Label Maker expects to receive imagery tiles that are 256 x 256 pixels. You can specific the source of the imagery with one of:

  • A template string for a tiled imagery service. Note that you will generally need an API key to obtain images and there may be associated costs. The above example requires a Mapbox access token. Also see OpenAerialMap for open imagery. The access token for TMS image formats can be read from an environment variable 'https://api.mapbox.com/v4/mapbox.satellite/{z}/{x}/{y}.jpg?access_token={ACCESS_TOKEN}' or added directly the imagery string.

  • A GeoTIFF file location. Works with local files: 'http://oin-hotosm.s3.amazonaws.com/593ede5ee407d70011386139/0/3041615b-2bdb-40c5-b834-36f580baca29.tif'

  • Remote files like a WMS endpoint GetMap request. Fill out all necessary parameters except bbox which should be set as {bbox}. Ex:

    'https://basemap.nationalmap.gov/arcgis/services/USGSImageryOnly/MapServer/WMSServer?SERVICE=WMS&REQUEST=GetMap&VERSION=1.1.1&LAYERS=0&STYLES=&FORMAT=image%2Fjpeg&TRANSPARENT=false&HEIGHT=256&WIDTH=256&SRS=EPSG%3A3857&BBOX={bbox}'
    
http_auth: list
Optional parameter to specify a username and password for restricted WMS services.
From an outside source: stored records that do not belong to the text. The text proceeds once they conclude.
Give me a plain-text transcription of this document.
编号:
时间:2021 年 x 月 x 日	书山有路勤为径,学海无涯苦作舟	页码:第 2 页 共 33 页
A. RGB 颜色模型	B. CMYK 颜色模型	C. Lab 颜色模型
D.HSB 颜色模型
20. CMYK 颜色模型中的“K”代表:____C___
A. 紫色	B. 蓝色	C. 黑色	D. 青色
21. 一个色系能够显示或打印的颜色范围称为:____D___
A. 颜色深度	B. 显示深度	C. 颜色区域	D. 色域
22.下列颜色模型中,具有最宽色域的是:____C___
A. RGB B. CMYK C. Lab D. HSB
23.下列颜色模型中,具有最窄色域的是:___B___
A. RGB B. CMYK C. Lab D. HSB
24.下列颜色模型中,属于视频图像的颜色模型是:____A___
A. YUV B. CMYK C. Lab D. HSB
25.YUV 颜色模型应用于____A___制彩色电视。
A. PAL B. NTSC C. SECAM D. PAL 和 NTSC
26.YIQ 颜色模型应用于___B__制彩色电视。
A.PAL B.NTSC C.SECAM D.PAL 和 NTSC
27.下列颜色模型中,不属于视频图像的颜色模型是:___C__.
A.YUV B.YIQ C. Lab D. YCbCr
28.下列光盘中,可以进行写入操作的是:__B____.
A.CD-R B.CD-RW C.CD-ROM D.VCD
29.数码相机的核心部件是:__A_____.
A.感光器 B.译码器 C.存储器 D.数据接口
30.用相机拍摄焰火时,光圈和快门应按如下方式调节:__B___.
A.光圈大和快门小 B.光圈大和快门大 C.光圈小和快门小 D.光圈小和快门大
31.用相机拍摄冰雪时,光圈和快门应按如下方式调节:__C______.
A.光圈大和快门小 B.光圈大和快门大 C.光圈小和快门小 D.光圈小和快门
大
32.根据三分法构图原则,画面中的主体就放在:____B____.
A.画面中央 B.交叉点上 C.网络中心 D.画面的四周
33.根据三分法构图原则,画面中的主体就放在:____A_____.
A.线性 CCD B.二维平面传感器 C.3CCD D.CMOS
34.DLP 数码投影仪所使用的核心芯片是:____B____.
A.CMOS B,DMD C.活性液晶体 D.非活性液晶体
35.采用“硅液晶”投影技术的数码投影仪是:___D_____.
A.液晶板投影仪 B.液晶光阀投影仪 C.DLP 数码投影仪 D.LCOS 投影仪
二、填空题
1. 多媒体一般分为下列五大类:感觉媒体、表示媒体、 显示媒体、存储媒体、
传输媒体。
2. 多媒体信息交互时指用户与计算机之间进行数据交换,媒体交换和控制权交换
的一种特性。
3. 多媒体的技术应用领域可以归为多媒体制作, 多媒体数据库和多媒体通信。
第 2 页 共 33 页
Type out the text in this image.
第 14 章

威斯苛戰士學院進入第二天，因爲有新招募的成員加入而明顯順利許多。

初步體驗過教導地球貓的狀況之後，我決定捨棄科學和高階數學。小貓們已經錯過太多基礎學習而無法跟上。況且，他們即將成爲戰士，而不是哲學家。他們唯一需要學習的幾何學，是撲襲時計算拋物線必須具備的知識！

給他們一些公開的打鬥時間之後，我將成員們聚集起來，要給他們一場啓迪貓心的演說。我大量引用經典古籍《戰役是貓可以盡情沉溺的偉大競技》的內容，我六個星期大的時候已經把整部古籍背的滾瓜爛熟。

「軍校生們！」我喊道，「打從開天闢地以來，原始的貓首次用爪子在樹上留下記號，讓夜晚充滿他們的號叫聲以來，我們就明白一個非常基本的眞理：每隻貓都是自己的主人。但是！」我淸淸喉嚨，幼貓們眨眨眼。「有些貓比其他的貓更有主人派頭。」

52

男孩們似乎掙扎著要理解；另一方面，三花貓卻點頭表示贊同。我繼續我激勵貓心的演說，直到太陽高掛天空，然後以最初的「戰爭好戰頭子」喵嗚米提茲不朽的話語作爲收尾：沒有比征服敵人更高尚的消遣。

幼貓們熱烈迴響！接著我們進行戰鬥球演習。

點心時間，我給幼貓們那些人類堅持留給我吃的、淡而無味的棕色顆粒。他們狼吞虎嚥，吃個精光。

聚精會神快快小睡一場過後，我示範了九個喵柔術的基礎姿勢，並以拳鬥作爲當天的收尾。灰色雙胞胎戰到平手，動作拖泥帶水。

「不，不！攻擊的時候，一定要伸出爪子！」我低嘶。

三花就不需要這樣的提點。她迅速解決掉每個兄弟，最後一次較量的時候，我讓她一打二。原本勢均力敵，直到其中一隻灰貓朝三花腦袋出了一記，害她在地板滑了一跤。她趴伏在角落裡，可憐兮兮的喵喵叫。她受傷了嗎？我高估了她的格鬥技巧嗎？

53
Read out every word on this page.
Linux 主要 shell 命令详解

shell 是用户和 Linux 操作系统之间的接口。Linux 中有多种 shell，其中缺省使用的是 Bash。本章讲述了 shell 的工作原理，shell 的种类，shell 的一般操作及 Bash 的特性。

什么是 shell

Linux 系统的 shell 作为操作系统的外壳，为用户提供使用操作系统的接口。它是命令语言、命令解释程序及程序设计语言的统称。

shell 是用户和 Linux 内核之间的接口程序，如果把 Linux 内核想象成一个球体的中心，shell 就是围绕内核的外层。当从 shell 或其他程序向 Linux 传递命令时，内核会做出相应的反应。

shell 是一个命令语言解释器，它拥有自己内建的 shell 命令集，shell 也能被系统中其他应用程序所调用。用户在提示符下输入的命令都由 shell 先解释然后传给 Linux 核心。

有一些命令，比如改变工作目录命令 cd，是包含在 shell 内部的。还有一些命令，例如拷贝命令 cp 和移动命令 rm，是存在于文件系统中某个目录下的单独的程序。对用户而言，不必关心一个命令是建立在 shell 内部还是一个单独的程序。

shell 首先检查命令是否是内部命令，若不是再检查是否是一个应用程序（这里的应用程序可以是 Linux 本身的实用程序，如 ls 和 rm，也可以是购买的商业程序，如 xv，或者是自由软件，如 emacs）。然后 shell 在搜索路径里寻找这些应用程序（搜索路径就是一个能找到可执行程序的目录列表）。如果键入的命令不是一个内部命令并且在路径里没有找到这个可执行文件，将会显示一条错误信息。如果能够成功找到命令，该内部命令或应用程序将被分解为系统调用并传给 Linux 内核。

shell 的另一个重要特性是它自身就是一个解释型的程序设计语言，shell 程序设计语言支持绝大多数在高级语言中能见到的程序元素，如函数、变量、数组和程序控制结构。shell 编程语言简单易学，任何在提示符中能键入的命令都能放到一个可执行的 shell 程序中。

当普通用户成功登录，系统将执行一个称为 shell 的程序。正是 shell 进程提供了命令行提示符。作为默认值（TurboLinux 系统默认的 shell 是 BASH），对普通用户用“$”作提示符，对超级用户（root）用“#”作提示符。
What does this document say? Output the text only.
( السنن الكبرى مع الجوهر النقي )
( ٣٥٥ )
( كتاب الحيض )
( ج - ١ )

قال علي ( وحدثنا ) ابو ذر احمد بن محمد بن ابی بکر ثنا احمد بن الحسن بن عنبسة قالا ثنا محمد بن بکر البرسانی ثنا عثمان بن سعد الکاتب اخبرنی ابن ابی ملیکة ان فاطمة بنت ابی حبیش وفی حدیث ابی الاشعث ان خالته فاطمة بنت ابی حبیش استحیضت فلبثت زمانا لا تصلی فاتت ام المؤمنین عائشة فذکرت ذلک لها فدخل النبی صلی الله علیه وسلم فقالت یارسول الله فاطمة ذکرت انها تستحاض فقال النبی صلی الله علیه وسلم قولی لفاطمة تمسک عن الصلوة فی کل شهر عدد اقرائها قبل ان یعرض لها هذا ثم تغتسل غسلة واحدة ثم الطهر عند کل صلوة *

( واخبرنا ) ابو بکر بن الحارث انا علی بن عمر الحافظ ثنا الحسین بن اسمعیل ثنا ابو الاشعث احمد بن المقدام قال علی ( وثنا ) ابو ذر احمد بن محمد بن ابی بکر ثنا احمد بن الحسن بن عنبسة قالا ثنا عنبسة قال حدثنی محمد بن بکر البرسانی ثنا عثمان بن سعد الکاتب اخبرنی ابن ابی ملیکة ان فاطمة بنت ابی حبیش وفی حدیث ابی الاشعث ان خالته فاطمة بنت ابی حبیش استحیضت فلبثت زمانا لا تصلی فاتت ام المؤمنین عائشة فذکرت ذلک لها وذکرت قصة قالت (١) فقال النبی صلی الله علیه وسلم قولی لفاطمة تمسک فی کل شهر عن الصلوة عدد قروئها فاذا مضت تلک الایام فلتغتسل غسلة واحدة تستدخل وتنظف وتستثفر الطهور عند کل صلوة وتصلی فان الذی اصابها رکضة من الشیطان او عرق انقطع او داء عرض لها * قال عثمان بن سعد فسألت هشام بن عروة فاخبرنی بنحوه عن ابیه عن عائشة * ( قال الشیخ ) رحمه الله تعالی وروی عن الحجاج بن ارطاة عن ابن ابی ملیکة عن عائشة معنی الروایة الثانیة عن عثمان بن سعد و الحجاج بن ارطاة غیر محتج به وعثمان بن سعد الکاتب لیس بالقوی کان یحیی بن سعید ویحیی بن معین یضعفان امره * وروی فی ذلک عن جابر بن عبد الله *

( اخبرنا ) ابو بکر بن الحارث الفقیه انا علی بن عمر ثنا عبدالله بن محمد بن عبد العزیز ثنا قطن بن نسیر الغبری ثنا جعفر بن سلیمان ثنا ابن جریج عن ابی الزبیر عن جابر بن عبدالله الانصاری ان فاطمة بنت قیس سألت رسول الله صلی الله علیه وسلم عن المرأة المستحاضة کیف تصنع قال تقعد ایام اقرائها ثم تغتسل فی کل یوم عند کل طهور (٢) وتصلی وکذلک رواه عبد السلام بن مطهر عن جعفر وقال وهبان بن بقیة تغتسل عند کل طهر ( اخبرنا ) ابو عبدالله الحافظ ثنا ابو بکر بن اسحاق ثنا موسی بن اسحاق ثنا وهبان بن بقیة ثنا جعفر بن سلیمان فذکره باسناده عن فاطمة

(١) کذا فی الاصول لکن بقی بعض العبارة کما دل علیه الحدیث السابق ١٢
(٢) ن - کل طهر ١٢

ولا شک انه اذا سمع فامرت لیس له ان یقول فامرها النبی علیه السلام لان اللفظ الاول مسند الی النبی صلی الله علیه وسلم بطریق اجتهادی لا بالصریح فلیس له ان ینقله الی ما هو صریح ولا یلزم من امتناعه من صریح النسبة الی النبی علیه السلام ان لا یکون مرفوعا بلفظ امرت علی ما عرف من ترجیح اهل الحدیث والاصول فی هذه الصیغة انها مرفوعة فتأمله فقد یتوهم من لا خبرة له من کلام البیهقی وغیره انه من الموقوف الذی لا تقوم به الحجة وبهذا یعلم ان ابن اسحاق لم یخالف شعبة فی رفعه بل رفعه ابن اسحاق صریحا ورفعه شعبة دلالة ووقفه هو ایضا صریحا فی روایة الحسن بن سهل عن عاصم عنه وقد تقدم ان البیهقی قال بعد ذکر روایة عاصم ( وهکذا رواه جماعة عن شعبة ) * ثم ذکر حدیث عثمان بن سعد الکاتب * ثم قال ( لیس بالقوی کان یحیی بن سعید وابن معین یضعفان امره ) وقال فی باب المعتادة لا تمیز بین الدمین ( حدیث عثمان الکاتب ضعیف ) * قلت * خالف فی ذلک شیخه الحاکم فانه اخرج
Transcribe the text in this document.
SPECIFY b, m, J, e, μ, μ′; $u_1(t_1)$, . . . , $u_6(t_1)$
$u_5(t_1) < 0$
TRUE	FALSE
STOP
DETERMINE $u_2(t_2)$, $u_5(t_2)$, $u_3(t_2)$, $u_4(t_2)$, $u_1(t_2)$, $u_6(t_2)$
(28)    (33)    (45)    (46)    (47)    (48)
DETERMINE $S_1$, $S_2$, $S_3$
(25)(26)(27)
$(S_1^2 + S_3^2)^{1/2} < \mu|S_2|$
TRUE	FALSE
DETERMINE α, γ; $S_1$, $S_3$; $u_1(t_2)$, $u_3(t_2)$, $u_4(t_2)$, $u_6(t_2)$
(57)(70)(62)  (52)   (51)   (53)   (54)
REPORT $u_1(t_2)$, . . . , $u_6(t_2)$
For example, ['my_username', 'my_password'].
background_ratio: float
Specify how many background (or “negative”) training examples to create. Label Maker will generate background_ratio times the number of images matching the total number class tiles.
ml_type: string

One of 'classification', 'object-detection', or 'segmentation'. This defines the output format for the final label numpy arrays (y_train and y_test).

'classification'
Output is an array of len(classes) + 1. Each array value will be either 1 or 0 based on whether it matches the class at the same index. The additional array element belongs to the background class, which will always be the first element.
'object-detection'
Output is an array of bounding boxes of the form [xmin, ymin, width, height, class_index]. In this case, the values are pixel values measured from the upper left-hand corner (not latitude and longitude values). Each feature is tested against each class, so if a feature matches two or more classes, it will have the corresponding number of bounding boxes created.
'segmentation'
Output is an array of shape (256, 256) with values matching the class index label at that position. The classes are applied sequentially according to config.json so latter classes will be written over earlier class labels if there is overlap.
seed: int
Random generator seed. Optional, use to make results reproducible.
split_vals: list

Default: [0.8, 0.2]

Percentage of data to put in each category listed in split_names. Must be a list of floats that sum to one and match the length of split-names. For train, validate, and test data, a list like [0.7, 0.2, 0.1] is suggested.

split_names: list

Default: ['train', 'test']

List of names for each subset of the data. Length of list must match length of split_vals.

imagery_offset: list of ints
An optional list of integers representing the number of pixels to offset imagery. For example [15, -5] will move the images 15 pixels right and 5 pixels up relative to the requested tile bounds.
tms_image_format: string
An option string that has the downloaded imagery’s format such as .jpg or .png when it isn’t provided by the endpoint
over_zoom: int
An integer greater than 0. If set for XYZ tiles, it will fetch tiles from zoom + over_zoom, to create higher resolution tiles which fill out the bounds of the original zoom level.
band_indices: list

Default: [1, 2, 3]

A list of band indices to pull from a TIF. Using the SpaceNet Roads Challenge Data as an example, you can use [5, 3, 2, 7] to extract the Red, Green, Blue, and NIR bands respectively.